New CDC report sparks debate about who has died ‘from’ COVID rather than ‘with’ COVID
Months ago scientific modeling showed COVID-19 was expected to kill as many as 2.2 million Americans, a harrowing estimate that policymakers cited to justify the purposeful crashing of the nation’s economy and severe restrictions on travel and gatherings.
Then, we learned that the number was overstated by a factor of 10.
But the U.S. Centers for Disease Control and Prevention recently issued a new report that found the number of deaths specific to COVID-19 alone is far less than anyone imagined.
Just six percent of coronavirus fatalities — or roughly 10,000 people based on the current count — died solely from the virus.
The other 94 percent had comorbidities or underlying conditions that contributed significantly to their deaths. That CDC report notes that those victims had on average “2.6 additional conditions or causes.”
Those included conditions such as pneumonia, hypertension, heart disease and diabetes.
President Donald Trump touted the COVID-only number in tweets, instantly earning him derision from his critics.
In a column on Sunday, Jacob Sullum, a senior editor at the libertarian magazine Reason, allowed that the early projections were vastly overstated and thus presented policymakers with a drastic “false dilemma” that likely forced them into steps they might not have taken.
But, it’s still “outlandish” to think only 10,000 or so people have died from the coronavirus, Sullum argued.
“It is possible that some people whose deaths are attributed to COVID-19 would have died anyway from preexisting medical conditions. But judging from excess mortality calculations, particularly for people with pneumonia or flu-like symptoms, most of these patients would still be alive but for the virus,” Sullum maintained.
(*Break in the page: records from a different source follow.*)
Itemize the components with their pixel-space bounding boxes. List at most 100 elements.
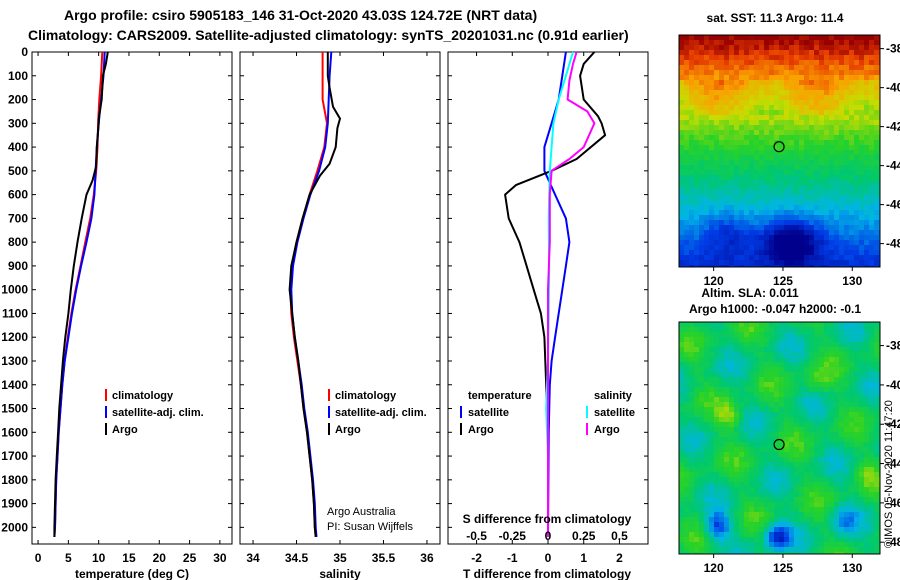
series-line-argo — [53, 51, 109, 537]
map-cell — [764, 357, 769, 362]
map-cell — [829, 497, 834, 502]
map-cell — [869, 205, 874, 210]
map-cell — [754, 145, 759, 150]
map-cell — [839, 337, 844, 342]
map-cell — [814, 130, 819, 135]
map-cell — [854, 85, 859, 90]
map-cell — [854, 527, 859, 532]
map-cell — [729, 407, 734, 412]
map-cell — [704, 135, 709, 140]
map-cell — [864, 105, 869, 110]
map-cell — [709, 402, 714, 407]
map-cell — [799, 260, 804, 265]
map-cell — [754, 492, 759, 497]
map-cell — [754, 235, 759, 240]
map-cell — [704, 60, 709, 65]
map-cell — [819, 45, 824, 50]
map-cell — [754, 452, 759, 457]
map-cell — [824, 80, 829, 85]
map-cell — [774, 367, 779, 372]
map-cell — [739, 135, 744, 140]
map-cell — [809, 190, 814, 195]
map-cell — [844, 342, 849, 347]
map-cell — [779, 40, 784, 45]
legend-label-t-argo: Argo — [468, 424, 494, 436]
map-cell — [734, 352, 739, 357]
map-cell — [804, 165, 809, 170]
map-cell — [859, 342, 864, 347]
map-cell — [839, 35, 844, 40]
map-cell — [754, 35, 759, 40]
map-cell — [694, 507, 699, 512]
map-cell — [734, 457, 739, 462]
map-cell — [799, 372, 804, 377]
map-cell — [754, 90, 759, 95]
map-cell — [839, 120, 844, 125]
map-cell — [764, 75, 769, 80]
map-cell — [869, 397, 874, 402]
map-cell — [814, 372, 819, 377]
map-cell — [814, 437, 819, 442]
map-cell — [734, 342, 739, 347]
map-cell — [794, 537, 799, 542]
map-cell — [684, 115, 689, 120]
map-cell — [684, 547, 689, 552]
map-cell — [859, 397, 864, 402]
map-cell — [829, 377, 834, 382]
map-cell — [859, 437, 864, 442]
map-cell — [789, 185, 794, 190]
map-cell — [694, 522, 699, 527]
map-cell — [799, 115, 804, 120]
map-cell — [719, 327, 724, 332]
map-cell — [834, 422, 839, 427]
map-cell — [759, 80, 764, 85]
map-cell — [839, 55, 844, 60]
map-cell — [869, 175, 874, 180]
map-cell — [834, 522, 839, 527]
map-cell — [814, 70, 819, 75]
map-cell — [764, 50, 769, 55]
map-cell — [864, 140, 869, 145]
map-cell — [764, 527, 769, 532]
map-cell — [774, 422, 779, 427]
map-cell — [679, 35, 684, 40]
map-cell — [699, 265, 704, 267]
map-cell — [749, 155, 754, 160]
map-cell — [834, 457, 839, 462]
map-cell — [834, 45, 839, 50]
map-cell — [744, 145, 749, 150]
map-cell — [754, 392, 759, 397]
map-cell — [864, 342, 869, 347]
map-cell — [759, 522, 764, 527]
map-cell — [794, 422, 799, 427]
map-cell — [704, 412, 709, 417]
map-cell — [849, 245, 854, 250]
map-cell — [724, 205, 729, 210]
map-cell — [694, 382, 699, 387]
map-cell — [769, 130, 774, 135]
map-cell — [799, 392, 804, 397]
map-cell — [789, 552, 794, 554]
map-cell — [819, 100, 824, 105]
map-cell — [864, 522, 869, 527]
map-cell — [699, 372, 704, 377]
map-cell — [839, 532, 844, 537]
map-cell — [689, 225, 694, 230]
map-cell — [844, 337, 849, 342]
map-cell — [709, 442, 714, 447]
map-cell — [694, 205, 699, 210]
map-cell — [824, 472, 829, 477]
map-cell — [744, 527, 749, 532]
map-cell — [819, 372, 824, 377]
map-cell — [719, 412, 724, 417]
map-cell — [769, 115, 774, 120]
map-cell — [834, 175, 839, 180]
map-cell — [714, 35, 719, 40]
map-cell — [764, 442, 769, 447]
map-cell — [839, 522, 844, 527]
map-cell — [749, 90, 754, 95]
x2-tick-label: -0.25 — [499, 529, 527, 543]
map-cell — [779, 412, 784, 417]
map-cell — [809, 40, 814, 45]
map-cell — [809, 180, 814, 185]
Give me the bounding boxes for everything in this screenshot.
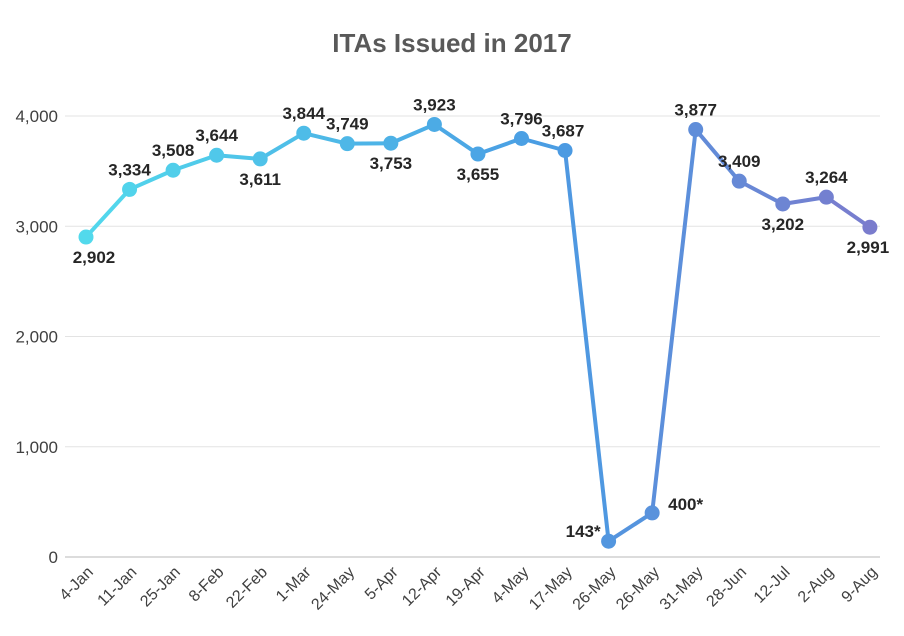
data-point (731, 173, 747, 189)
x-tick-label: 12-Jul (751, 564, 794, 607)
y-tick-label: 2,000 (15, 328, 58, 347)
data-point (514, 130, 529, 146)
data-point (165, 162, 181, 178)
data-label: 2,991 (847, 238, 890, 257)
x-tick-label: 11-Jan (95, 564, 141, 610)
data-point (122, 181, 138, 197)
data-label: 400* (668, 495, 703, 514)
x-tick-label: 12-Apr (399, 563, 445, 609)
y-tick-label: 1,000 (15, 438, 58, 457)
data-label: 3,753 (370, 154, 413, 173)
data-label: 2,902 (73, 248, 116, 267)
data-point (601, 533, 617, 549)
data-label: 3,644 (195, 126, 238, 145)
series-line-segment (606, 510, 655, 544)
series-line-segment (824, 195, 872, 230)
data-point (644, 505, 660, 521)
x-tick-label: 25-Jan (137, 564, 184, 611)
data-label: 3,655 (457, 165, 500, 184)
series-line-segment (563, 148, 611, 544)
x-tick-label: 1-Mar (273, 563, 315, 605)
x-tick-label: 28-Jun (703, 564, 750, 611)
y-tick-label: 0 (49, 548, 58, 567)
x-tick-label: 9-Aug (839, 564, 881, 606)
data-point (78, 229, 94, 245)
series-line-segment (388, 122, 437, 146)
series-line-segment (258, 131, 306, 161)
data-label: 3,844 (282, 104, 325, 123)
data-label: 3,796 (500, 109, 543, 128)
data-point (688, 122, 704, 138)
data-label: 3,409 (718, 152, 761, 171)
series-line-segment (84, 187, 132, 240)
data-point (818, 189, 834, 205)
data-point (339, 136, 355, 152)
x-tick-label: 17-May (526, 564, 576, 614)
data-label: 3,611 (239, 170, 281, 189)
series-line-segment (127, 168, 176, 192)
x-tick-label: 22-Feb (223, 564, 271, 612)
x-tick-label: 19-Apr (443, 563, 489, 609)
data-label: 3,508 (152, 141, 195, 160)
series-line-segment (171, 153, 219, 173)
data-label: 3,923 (413, 95, 456, 114)
data-point (426, 116, 442, 132)
data-label: 3,687 (542, 122, 585, 141)
x-tick-label: 4-Jan (57, 564, 97, 604)
y-tick-label: 3,000 (15, 217, 58, 236)
data-label: 3,877 (674, 101, 717, 120)
data-label: 3,264 (805, 168, 848, 187)
x-tick-label: 2-Aug (795, 564, 837, 606)
series-line-segment (693, 127, 742, 184)
series-line-segment (737, 179, 785, 206)
data-label: 3,749 (326, 115, 369, 134)
x-tick-label: 5-Apr (362, 563, 402, 603)
series-line-segment (650, 127, 698, 515)
y-tick-label: 4,000 (15, 107, 58, 126)
data-point (209, 147, 225, 163)
chart-title: ITAs Issued in 2017 (332, 28, 571, 58)
x-tick-label: 31-May (657, 564, 707, 614)
data-point (470, 146, 486, 162)
data-point (557, 143, 573, 159)
data-point (775, 196, 791, 212)
x-tick-label: 26-May (613, 564, 663, 614)
data-label: 3,334 (108, 160, 151, 179)
data-point (296, 125, 312, 141)
data-point (252, 151, 268, 167)
series-line-segment (432, 122, 480, 157)
x-tick-label: 24-May (308, 564, 358, 614)
data-point (862, 219, 878, 235)
data-point (383, 135, 399, 151)
data-label: 143* (566, 522, 601, 541)
data-label: 3,202 (762, 215, 805, 234)
series-line-segment (519, 136, 568, 153)
series-line-segment (475, 136, 524, 157)
x-tick-label: 8-Feb (186, 564, 228, 606)
x-tick-label: 26-May (570, 564, 620, 614)
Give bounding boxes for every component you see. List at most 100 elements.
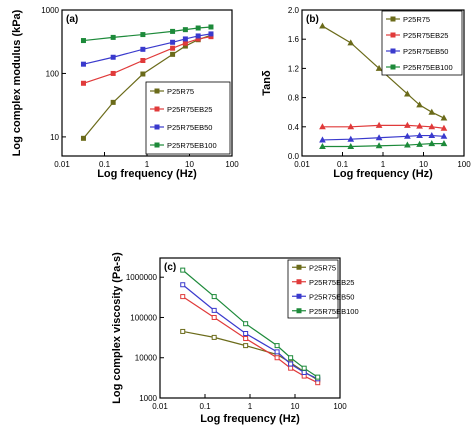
data-point xyxy=(170,39,176,45)
series-line xyxy=(322,142,444,148)
y-axis-label: Log complex viscosity (Pa-s) xyxy=(111,252,123,404)
data-point xyxy=(428,132,436,139)
legend-box xyxy=(287,259,339,319)
data-point xyxy=(274,349,280,355)
legend-label: P25R75EB100 xyxy=(167,141,217,150)
y-axis-label: Tanδ xyxy=(261,70,273,96)
legend-marker xyxy=(296,264,302,270)
legend-label: P25R75 xyxy=(167,87,194,96)
data-point xyxy=(182,40,188,46)
data-point xyxy=(110,54,116,60)
data-point xyxy=(319,142,326,150)
data-point xyxy=(180,267,186,273)
legend-label: P25R75EB50 xyxy=(309,292,354,301)
y-tick-label: 1000000 xyxy=(126,273,158,282)
data-point xyxy=(243,343,249,349)
x-tick-label: 1 xyxy=(381,160,386,169)
data-point xyxy=(347,123,355,130)
y-tick-label: 0.4 xyxy=(288,123,300,132)
x-tick-label: 1 xyxy=(248,402,253,411)
data-point xyxy=(182,36,188,42)
data-point xyxy=(180,328,186,334)
panel-label: (a) xyxy=(66,14,78,25)
legend-label: P25R75 xyxy=(309,263,336,272)
y-tick-label: 0.8 xyxy=(288,94,300,103)
x-tick-label: 0.1 xyxy=(99,160,111,169)
legend-marker xyxy=(296,293,302,299)
x-axis-label: Log frequency (Hz) xyxy=(97,168,197,180)
legend-label: P25R75EB100 xyxy=(309,307,359,316)
y-tick-label: 1.6 xyxy=(288,35,300,44)
x-tick-label: 100 xyxy=(333,402,347,411)
x-tick-label: 0.01 xyxy=(152,402,168,411)
y-tick-label: 10000 xyxy=(135,354,158,363)
x-tick-label: 10 xyxy=(185,160,194,169)
x-axis-label: Log frequency (Hz) xyxy=(200,413,300,425)
data-point xyxy=(211,294,217,300)
data-point xyxy=(428,108,436,115)
legend-marker xyxy=(154,88,160,94)
legend-marker xyxy=(296,308,302,314)
x-axis-label: Log frequency (Hz) xyxy=(333,168,433,180)
y-tick-label: 100 xyxy=(46,69,60,78)
legend-label: P25R75EB50 xyxy=(403,47,448,56)
legend-label: P25R75EB100 xyxy=(403,63,453,72)
legend-marker xyxy=(154,142,160,148)
x-tick-label: 10 xyxy=(291,402,300,411)
y-tick-label: 10 xyxy=(50,133,59,142)
data-point xyxy=(170,45,176,51)
data-point xyxy=(110,34,116,40)
data-point xyxy=(319,136,326,143)
x-tick-label: 100 xyxy=(457,160,471,169)
data-point xyxy=(180,294,186,300)
data-point xyxy=(375,134,383,141)
data-point xyxy=(195,25,201,31)
legend-label: P25R75EB25 xyxy=(167,105,212,114)
data-point xyxy=(440,132,448,139)
data-point xyxy=(170,51,176,57)
data-point xyxy=(288,365,294,371)
y-tick-label: 1.2 xyxy=(288,64,300,73)
data-point xyxy=(440,124,448,131)
legend-box xyxy=(381,10,463,76)
data-point xyxy=(319,123,326,130)
data-point xyxy=(80,135,86,141)
x-tick-label: 100 xyxy=(225,160,239,169)
data-point xyxy=(211,314,217,320)
data-point xyxy=(428,140,436,147)
data-point xyxy=(404,90,411,97)
series-line xyxy=(83,26,212,42)
data-point xyxy=(80,80,86,86)
data-point xyxy=(243,336,249,342)
x-tick-label: 10 xyxy=(419,160,428,169)
legend-marker xyxy=(390,32,396,38)
data-point xyxy=(288,361,294,367)
x-tick-label: 0.1 xyxy=(337,160,349,169)
data-point xyxy=(440,114,448,121)
y-tick-label: 0.0 xyxy=(288,152,300,161)
x-tick-label: 0.01 xyxy=(294,160,310,169)
data-point xyxy=(347,39,355,46)
data-point xyxy=(347,135,355,142)
y-tick-label: 100000 xyxy=(130,313,157,322)
y-tick-label: 1000 xyxy=(139,394,157,403)
legend-marker xyxy=(390,16,396,22)
legend-label: P25R75EB25 xyxy=(403,31,448,40)
legend-marker xyxy=(154,124,160,130)
data-point xyxy=(140,46,146,52)
data-point xyxy=(347,142,355,150)
data-point xyxy=(428,123,436,130)
data-point xyxy=(140,71,146,77)
y-axis-label: Log complex modulus (kPa) xyxy=(11,9,23,156)
data-point xyxy=(319,22,326,29)
data-point xyxy=(416,140,423,147)
x-tick-label: 0.01 xyxy=(54,160,70,169)
data-point xyxy=(315,380,321,386)
data-point xyxy=(404,121,411,128)
data-point xyxy=(416,132,423,139)
data-point xyxy=(140,32,146,38)
data-point xyxy=(80,61,86,67)
y-tick-label: 1000 xyxy=(41,6,59,15)
data-point xyxy=(208,24,214,30)
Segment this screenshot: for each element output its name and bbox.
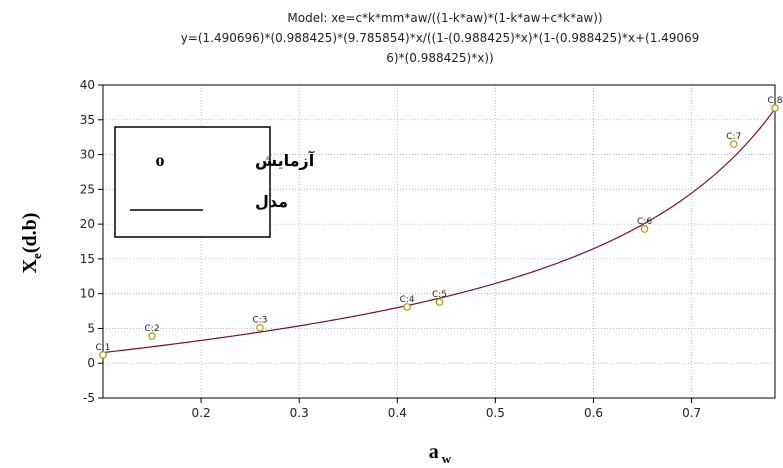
data-point-label: C:6	[637, 217, 652, 227]
y-tick-label: 40	[80, 78, 95, 92]
y-label-main: X	[19, 258, 41, 273]
data-point-label: C:2	[145, 324, 160, 334]
x-tick-label: 0.7	[682, 406, 701, 420]
data-point-label: C:5	[432, 290, 447, 300]
x-tick-label: 0.3	[290, 406, 309, 420]
y-tick-label: 25	[80, 182, 95, 196]
x-label-sub: w	[442, 451, 452, 466]
x-tick-label: 0.2	[192, 406, 211, 420]
y-tick-label: 20	[80, 217, 95, 231]
y-tick-label: -5	[83, 391, 95, 405]
svg-text:Xe(d.b): Xe(d.b)	[19, 213, 44, 274]
y-tick-label: 30	[80, 148, 95, 162]
y-tick-label: 15	[80, 252, 95, 266]
legend-label-model: مدل	[255, 192, 288, 211]
x-tick-label: 0.6	[584, 406, 603, 420]
data-point-label: C:7	[726, 132, 741, 142]
x-tick-label: 0.4	[388, 406, 407, 420]
data-point-label: C:3	[252, 316, 267, 326]
legend-marker-circle: o	[156, 150, 165, 170]
y-tick-label: 0	[87, 356, 95, 370]
chart-title-line-3: 6)*(0.988425)*x))	[386, 51, 493, 65]
legend: آزمایش o مدل	[115, 127, 315, 237]
chart-title-line-1: Model: xe=c*k*mm*aw/((1-k*aw)*(1-k*aw+c*…	[287, 11, 602, 25]
y-label-suffix: (d.b)	[19, 213, 41, 254]
legend-box	[115, 127, 270, 237]
x-tick-label: 0.5	[486, 406, 505, 420]
y-tick-label: 5	[87, 321, 95, 335]
data-point-label: C:8	[767, 96, 782, 106]
data-point-label: C:4	[400, 295, 415, 305]
y-tick-label: 35	[80, 113, 95, 127]
y-axis-label: Xe(d.b)	[19, 213, 44, 274]
x-label-main: a	[429, 441, 439, 463]
chart-title-line-2: y=(1.490696)*(0.988425)*(9.785854)*x/((1…	[181, 31, 700, 45]
data-point-label: C:1	[95, 343, 110, 353]
legend-label-experiment: آزمایش	[255, 150, 315, 170]
y-tick-label: 10	[80, 287, 95, 301]
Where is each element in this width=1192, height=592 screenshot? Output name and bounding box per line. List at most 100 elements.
“It is clearly not reasonable to assume that every COVID-19 death involving comorbidities was not really a COVID-19 death.”
That may be true. Sullum’s point is certainly fair and arguable. But the CDC revelation does not help the cause of those who repeatedly heightened the threat and advocated severe policies, such as total lackdowns that threw 30 million people out of work, stay-at-home orders and mandatory masking.
Rather, it only underscores what some argued at the beginning about segregating and protecting the most vulnerable populations, especially elderly Americans and those with underlying health conditions.
For instance, Phil Kerpen, president of the conservative group American Commitment, noted on Twitter that the CDC found 4,127 alleged COVID victims passed away from “intentional and unintentional injury, poisoning and other adverse events.”
To that point, some readers may recall that The New York Times grimly printed the names of the first 100,000 victims back in May. And some critics pointed out that the sixth name on the list was an Iowa man who had been found shot to death in an apparent homicide.
Alex Berenson, a former NYT reporter who has been harshly critical of the government’s bigfooted response to COVID-19, nonetheless said it’s wrong to think so few people died of the virus.
But, he added in a tweet, the CDC should exclude some conditions to get a more accurate picture of the actual death toll. Berenson said he would not count those who had Alzheimer’s, sepsis, dementia, cancer, and unintentional injury, as well as, to be “conservative” kidney failure, diabetes, obesity, and strokes.
“Those deaths — at a minimum — are much more likely to fall in the WITH rather than FROM #Covid category,” he wrote.